La Banque de France a des missions spécifiques, la direction des systèmes d’information y est-elle spécifique ? 

Nous partageons collectivement une vraie culture de l’engagement, de l’exigence, mais aussi de l’utilité publique. Quand on est engagée dans la tech, pouvoir mettre ses compétences au service de l’intérêt général, de l’innovation, tout en travaillant avec des équipes de très haut niveau, c’est une opportunité rare — et précieuse. Compte tenu de nos activités les exigences de sécurité, de confidentialité et de disponibilité sont très élevées. D’autant que, nous développons et hébergeons certaines solutions pour l’ensemble des Banques Centrales de l’Eurosystème.
 

Les enjeux de sécurité sont-ils encore plus importants qu’autrefois depuis que le monde a changé ? 

Très certainement et le risque Cyber est au cœur des préoccupations de notre DSI.


Où sont hébergées les datas de la Banque de France ? 

Là où le gouvernement de la Banque a estimé qu’elles seraient en sûreté : dans nos propres datacenters ! (sourire)


Que diriez-vous à des jeunes filles voire des jeunes femmes qui se disent « les études scientifiques ou les maths ou l’informatique, ça n’est pas pour moi ? 

Comme je l’ai dit à mes propres filles, je leur dirai d’abord : ne vous autocensurez pas. Trop souvent, on se dit que les maths ou l’informatique, c’est “réservé” aux garçons. C’est totalement faux.

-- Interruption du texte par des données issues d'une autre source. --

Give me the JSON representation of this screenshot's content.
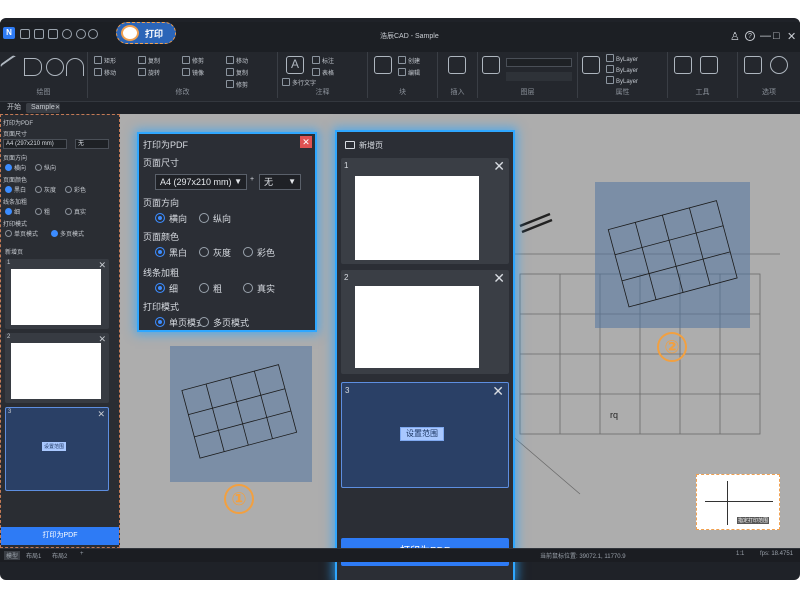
{
  "titlebar": {
    "title": "浩辰CAD - Sample",
    "print_badge": "打印",
    "min": "—",
    "max": "□",
    "close": "✕",
    "user": "♙",
    "help": "?"
  },
  "ribbon": {
    "groups": [
      {
        "label": "绘图"
      },
      {
        "label": "修改"
      },
      {
        "label": "注释"
      },
      {
        "label": "块"
      },
      {
        "label": "插入"
      },
      {
        "label": "图层"
      },
      {
        "label": "属性"
      },
      {
        "label": "工具"
      },
      {
        "label": "选项"
      }
    ],
    "items": [
      "直线",
      "多段线",
      "圆",
      "圆弧",
      "矩形",
      "移动",
      "复制",
      "旋转",
      "修剪",
      "镜像",
      "多行文字",
      "标注",
      "表格",
      "插入",
      "创建",
      "编辑",
      "ByLayer",
      "ByLayer",
      "ByLayer",
      "匹配",
      "测量",
      "剪贴板"
    ]
  },
  "tabs": {
    "start": "开始",
    "sample": "Sample",
    "close": "✕"
  },
  "left_panel": {
    "title": "打印为PDF",
    "page_size_label": "页面尺寸",
    "page_size_value": "A4 (297x210 mm)",
    "extra_value": "无",
    "orientation_label": "页面方向",
    "orientation_options": [
      "横向",
      "纵向"
    ],
    "color_label": "页面颜色",
    "color_options": [
      "黑白",
      "灰度",
      "彩色"
    ],
    "line_label": "线条加粗",
    "line_options": [
      "细",
      "粗",
      "真实"
    ],
    "mode_label": "打印模式",
    "mode_options": [
      "单页模式",
      "多页模式"
    ],
    "new_page": "新增页",
    "cards": [
      "1",
      "2",
      "3"
    ],
    "set_range": "设置范围",
    "print_button": "打印为PDF"
  },
  "settings_panel": {
    "title": "打印为PDF",
    "page_size_label": "页面尺寸",
    "page_size_value": "A4 (297x210 mm)",
    "extra_value": "无",
    "orientation_label": "页面方向",
    "orientation_options": [
      "横向",
      "纵向"
    ],
    "color_label": "页面颜色",
    "color_options": [
      "黑白",
      "灰度",
      "彩色"
    ],
    "line_label": "线条加粗",
    "line_options": [
      "细",
      "粗",
      "真实"
    ],
    "mode_label": "打印模式",
    "mode_options": [
      "单页模式",
      "多页模式"
    ]
  },
  "pages_panel": {
    "new_page": "新增页",
    "cards": [
      "1",
      "2",
      "3"
    ],
    "set_range": "设置范围",
    "print_button": "打印为PDF"
  },
  "canvas": {
    "marker_1": "①",
    "marker_2": "②",
    "rq_text": "rq",
    "corner_label": "指定打印范围"
  },
  "statusbar": {
    "tabs": [
      "模型",
      "布局1",
      "布局2",
      "+"
    ],
    "coords": "当前鼠标位置: 39072.1, 11770.9",
    "scale": "1:1",
    "fps": "fps: 18.4751"
  },
  "colors": {
    "accent": "#2e7bf5",
    "glow": "#2fa7ff",
    "marker": "#f2a040",
    "close_red": "#e05252"
  }
}
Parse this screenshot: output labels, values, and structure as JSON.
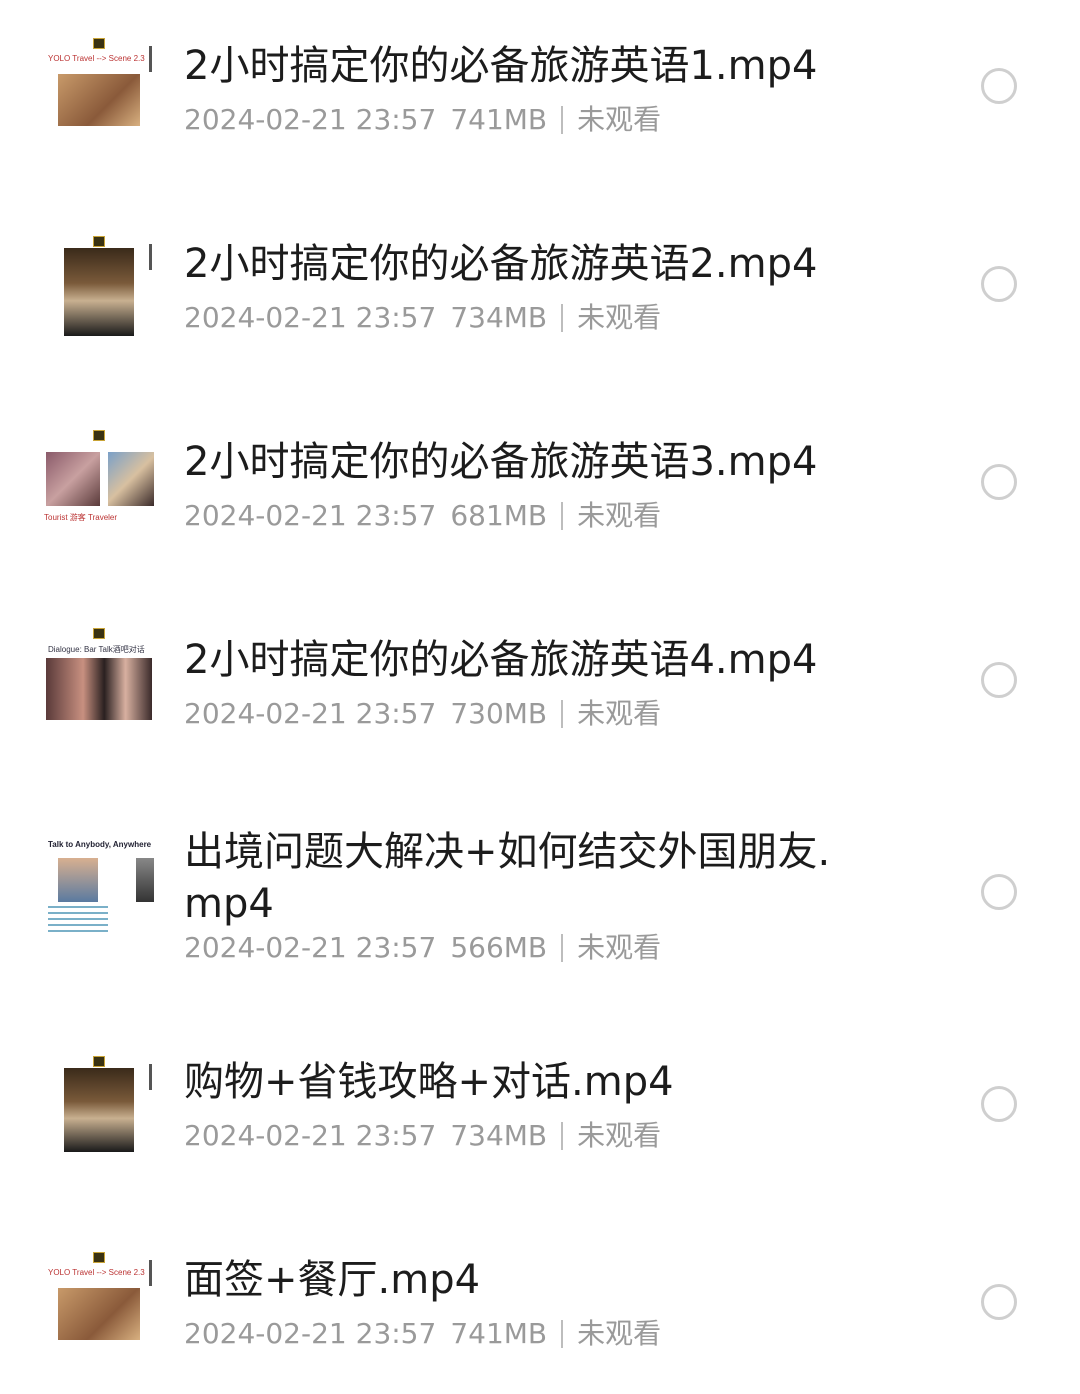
{
  "files": [
    {
      "name": "2小时搞定你的必备旅游英语1.mp4",
      "date": "2024-02-21 23:57",
      "size": "741MB",
      "status": "未观看",
      "thumbnail": {
        "caption": "YOLO Travel --> Scene 2.3",
        "icon": "video-thumbnail-icon",
        "tint": "#b07a4a"
      }
    },
    {
      "name": "2小时搞定你的必备旅游英语2.mp4",
      "date": "2024-02-21 23:57",
      "size": "734MB",
      "status": "未观看",
      "thumbnail": {
        "caption": "",
        "icon": "video-thumbnail-icon",
        "tint": "#6b4a2e"
      }
    },
    {
      "name": "2小时搞定你的必备旅游英语3.mp4",
      "date": "2024-02-21 23:57",
      "size": "681MB",
      "status": "未观看",
      "thumbnail": {
        "caption": "Tourist 游客      Traveler",
        "icon": "video-thumbnail-icon",
        "tint": "#7a5a60"
      }
    },
    {
      "name": "2小时搞定你的必备旅游英语4.mp4",
      "date": "2024-02-21 23:57",
      "size": "730MB",
      "status": "未观看",
      "thumbnail": {
        "caption": "Dialogue: Bar Talk酒吧对话",
        "icon": "video-thumbnail-icon",
        "tint": "#5a3a3a"
      }
    },
    {
      "name": "出境问题大解决+如何结交外国朋友.mp4",
      "date": "2024-02-21 23:57",
      "size": "566MB",
      "status": "未观看",
      "thumbnail": {
        "caption": "Talk to Anybody, Anywhere",
        "icon": "video-thumbnail-icon",
        "tint": "#8aa0b0"
      }
    },
    {
      "name": "购物+省钱攻略+对话.mp4",
      "date": "2024-02-21 23:57",
      "size": "734MB",
      "status": "未观看",
      "thumbnail": {
        "caption": "",
        "icon": "video-thumbnail-icon",
        "tint": "#6b4a2e"
      }
    },
    {
      "name": "面签+餐厅.mp4",
      "date": "2024-02-21 23:57",
      "size": "741MB",
      "status": "未观看",
      "thumbnail": {
        "caption": "YOLO Travel --> Scene 2.3",
        "icon": "video-thumbnail-icon",
        "tint": "#b07a4a"
      }
    }
  ],
  "selection_icon": "radio-unchecked-icon"
}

Les sciences, la tech, ce sont des domaines passionnants, ouverts, qui ont besoin de toutes les intelligences, de toutes les sensibilités, et donc aussi des vôtres. Il n’y a pas de parcours unique, la vie est faite de rebonds et d’opportunités il faut les saisir, faire preuve de curiosité et d’ouverture, et se faire confiance.Je ne vous dirai pas que c’est toujours facile — on peut douter de ses capacités — mais justement : c’est parce que l’on se mobilise qu’on arrive à relever ces défis. Et dans l’informatique, on ne cherche pas uniquement des génies du code. On a besoin de personnes qui réfléchissent, qui collaborent et qui rassemblent, qui conçoivent, qui innovent, qui communiquent. Il y a de la place pour toutes celles qui ont envie d’apprendre et de contribuer.Alors si ces filières vous attirent, osez les explorer. Ne laissez personne — et surtout pas vous-même — vous convaincre que ce n’est pas pour vous. C’est d’ailleurs le nom de l’événement dont je suis le sponsor à destination des collégiennes et collégiens, en partenariat avec l’Académie de Paris, l’appui du CRIP et de l’association ProLogin : osez les métiers du numérique !
 

Qu’est-ce qui vous fait lever le matin ? 

Ce qui me fait lever le matin, c’est l’envie d’avoir de l’impact, de savoir que grâce à mon travail et à celui de mes équipes, des missions essentielles pour l’économie fonctionnent, que la stabilité financière est maintenue, au service du public … car j’ai la chance de travailler en proximité directe de ces métiers. Je pense aussi à la richesse des défis technologiques. L’informatique évolue sans cesse, et dans un environnement aussi stratégique que la Banque de France, on est toujours à la croisée de l’innovation, de la sécurité et de la responsabilité. Chaque journée est différente : on peut travailler sur des plateformes de supervision bancaire, des expérimentations en blockchain, ou des projets de sobriété numérique. Je ne m’ennuie jamais. Enfin et pas des moindres, il y a mes équipes, que je salue chaleureusement ici, qui donnent du sens au quotidien. J’ai la chance de travailler avec des collègues formidables. Travailler avec des architectes, des équipes de développement, des expertes et experts engagés, avec qui on partage des valeurs fortes, c’est un vrai moteur. Au-delà de toutes les transformations, l’humain reste au cœur de la tech.
 

Quel est votre pire cauchemar professionnel ? 

Ai-je vraiment envie d’en parler ? [Rires de Delphine…]Au vu de la criticité des systèmes que nous exploitons pour la stabilité financière et la souveraineté économique et que je vous ai déjà décrits, mon pire cauchemar serait la survenue d’une panne majeure ou d’une cyberattaque qui paralyserait l’économie toute entière ! C’est donc pour empêcher la survenue de ce cauchemar, qu’à la Direction des Systèmes d’information de la Banque de France, au quotidien, nous sommes collectivement en alerte permanente, nous testons nos défenses, nous entraînons nos équipes, et nous investissons dans la résilience et la cybersécurité.